Harsh liberalism
Jock Coats has a very good article up on what he calls the "neo-puritans" - those who would roll back relaxation of the cannabis laws, twenty-four hour drinking and so on.
On drugs, Ming and Clegg should speak out right now, while the issue is to the fore, about our own party policy for decriminalization and social supply of cannabis and a full commission on the best way to handle all drugs in future.
We know that up to 80% of property crime at least in some places is related to the illegal drugs industry. We can wipe that out almost entirely almost instantly, and save billions - perhaps the equivalent of a fifth of the public sector budget.
With the savings we can be harsher on people who use their new freedoms to harm others.
Which is the crux of the matter of course.
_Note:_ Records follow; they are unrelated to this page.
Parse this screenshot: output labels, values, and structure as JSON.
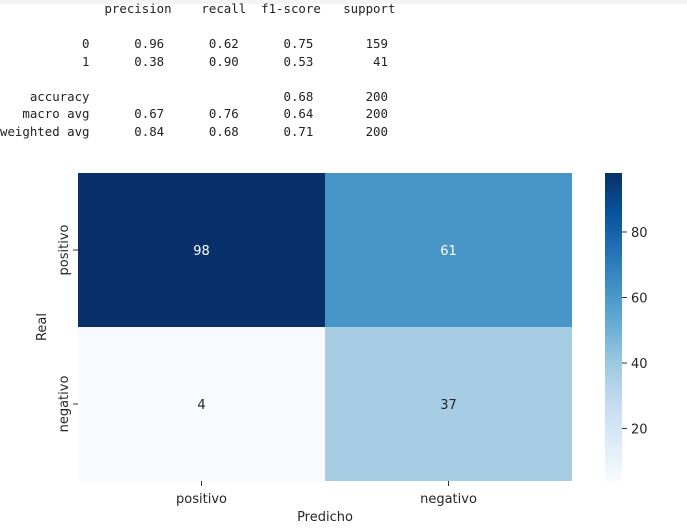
{
  "report": {
    "header": [
      "precision",
      "recall",
      "f1-score",
      "support"
    ],
    "rows": [
      {
        "label": "0",
        "values": [
          "0.96",
          "0.62",
          "0.75",
          "159"
        ]
      },
      {
        "label": "1",
        "values": [
          "0.38",
          "0.90",
          "0.53",
          "41"
        ]
      },
      {
        "label": "accuracy",
        "values": [
          "",
          "",
          "0.68",
          "200"
        ]
      },
      {
        "label": "macro avg",
        "values": [
          "0.67",
          "0.76",
          "0.64",
          "200"
        ]
      },
      {
        "label": "weighted avg",
        "values": [
          "0.84",
          "0.68",
          "0.71",
          "200"
        ]
      }
    ]
  },
  "chart_data": {
    "type": "heatmap",
    "title": "",
    "xlabel": "Predicho",
    "ylabel": "Real",
    "x_categories": [
      "positivo",
      "negativo"
    ],
    "y_categories": [
      "positivo",
      "negativo"
    ],
    "values": [
      [
        98,
        61
      ],
      [
        4,
        37
      ]
    ],
    "colorbar": {
      "min": 4,
      "max": 98,
      "ticks": [
        20,
        40,
        60,
        80
      ],
      "colormap": "Blues",
      "low_color": "#f7fbff",
      "high_color": "#08306b"
    },
    "grid": false
  }
}
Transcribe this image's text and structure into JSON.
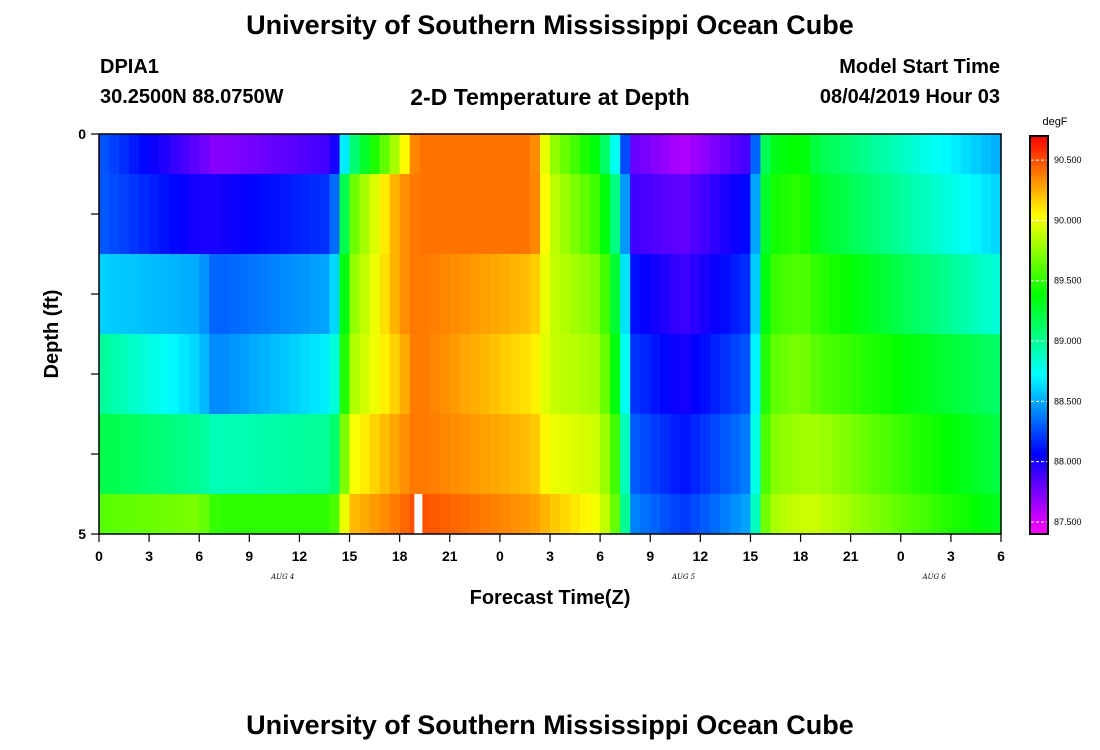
{
  "header": {
    "title": "University of Southern Mississippi Ocean Cube",
    "station_id": "DPIA1",
    "coordinates": "30.2500N 88.0750W",
    "subtitle": "2-D Temperature at Depth",
    "model_label": "Model Start Time",
    "model_time": "08/04/2019 Hour 03"
  },
  "footer": {
    "title": "University of Southern Mississippi Ocean Cube"
  },
  "chart_data": {
    "type": "heatmap",
    "title": "2-D Temperature at Depth",
    "xlabel": "Forecast Time(Z)",
    "ylabel": "Depth (ft)",
    "units": "degF",
    "x_tick_labels": [
      "0",
      "3",
      "6",
      "9",
      "12",
      "15",
      "18",
      "21",
      "0",
      "3",
      "6",
      "9",
      "12",
      "15",
      "18",
      "21",
      "0",
      "3",
      "6"
    ],
    "y_tick_labels": [
      "0",
      "5"
    ],
    "ylim": [
      0,
      5
    ],
    "day_labels": [
      {
        "label": "AUG 4",
        "hour": 11
      },
      {
        "label": "AUG 5",
        "hour": 35
      },
      {
        "label": "AUG 6",
        "hour": 50
      }
    ],
    "colorbar": {
      "min": 87.4,
      "max": 90.7,
      "tick_labels": [
        "90.500",
        "90.000",
        "89.500",
        "89.000",
        "88.500",
        "88.000",
        "87.500"
      ],
      "tick_values": [
        90.5,
        90.0,
        89.5,
        89.0,
        88.5,
        88.0,
        87.5
      ]
    },
    "hours": [
      0,
      6,
      7,
      14,
      15,
      18,
      19,
      26,
      27,
      30,
      31,
      32,
      35,
      39,
      40,
      42,
      43,
      54
    ],
    "depth_layers": [
      {
        "depth_ft": 0.5,
        "temps": [
          88.3,
          87.8,
          87.7,
          87.9,
          89.0,
          89.9,
          90.4,
          90.4,
          89.8,
          89.3,
          88.7,
          87.8,
          87.6,
          87.9,
          89.3,
          89.4,
          89.2,
          88.5
        ]
      },
      {
        "depth_ft": 1.5,
        "temps": [
          88.3,
          88.0,
          88.0,
          88.2,
          89.6,
          90.3,
          90.4,
          90.4,
          89.9,
          89.5,
          89.0,
          87.9,
          87.8,
          88.1,
          89.4,
          89.5,
          89.3,
          88.6
        ]
      },
      {
        "depth_ft": 2.5,
        "temps": [
          88.6,
          88.5,
          88.3,
          88.5,
          89.7,
          90.3,
          90.4,
          90.2,
          89.9,
          89.7,
          89.2,
          88.1,
          87.9,
          88.2,
          89.5,
          89.6,
          89.5,
          88.8
        ]
      },
      {
        "depth_ft": 3.5,
        "temps": [
          89.0,
          88.6,
          88.4,
          88.7,
          89.8,
          90.2,
          90.4,
          90.1,
          89.9,
          89.8,
          89.3,
          88.2,
          88.0,
          88.3,
          89.6,
          89.7,
          89.6,
          89.1
        ]
      },
      {
        "depth_ft": 4.5,
        "temps": [
          89.2,
          89.0,
          88.9,
          89.0,
          90.0,
          90.3,
          90.4,
          90.2,
          90.0,
          89.9,
          89.5,
          88.3,
          88.1,
          88.4,
          89.7,
          89.8,
          89.8,
          89.2
        ]
      },
      {
        "depth_ft": 5.0,
        "temps": [
          89.6,
          89.7,
          89.5,
          89.5,
          90.2,
          90.4,
          90.5,
          90.3,
          90.2,
          90.0,
          89.6,
          88.4,
          88.2,
          88.5,
          89.8,
          89.9,
          89.9,
          89.3
        ]
      }
    ],
    "missing_data": {
      "hour": 19,
      "depth_ft": 5.0
    }
  }
}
When Joe Public sees people fighting and puking in the streets at two in the morning, or selling drugs of streetcorners, his natural reaction is that twenty-four hour drinking is a nonsense. He wants to see the status quo ante restored and views any argument to the contrary as, well, liberalism gone mad. So when Jock says that we can be "harsher" on people who abuse their new freedoms, he's right, but this point needs to be expanded. The whole argument will be shot down in flames unless it is explained to people why it will be safe to go out on the streets at night after the repeal of the drugs laws. What exactly is the proposal for dealing with drunken yobs? Why will drugs not be sold at my childrens' school gates?
Personally, I would be in favour of corporal punishment, something that Chris Dillow argued for recently. I would have thought the reintroduction of the birch or the stocks would concentrate even the dullest minds among drunks and drug peddlers, and it would certainly reassure people that a liberal approach was not the same as anarchy.
Harsh punishment for people who abuse their freedoms is probably a necessary condition for a free society. We can have puritanism and soft punishments, or freedom and harsh ones. Proper liberals need to demonstrate that they understand this. Until they do they will be written off as "woolly liberals" by society at large.
Reader Comments (4)
And since the focus of such harsher action is on people who would do violent harm to others once they have had their fill of loopy-juice or whatever, it does seem appropriate that the punishment fit that type of crime!
Off the top of my head, one could always introduce the new punishment regime first.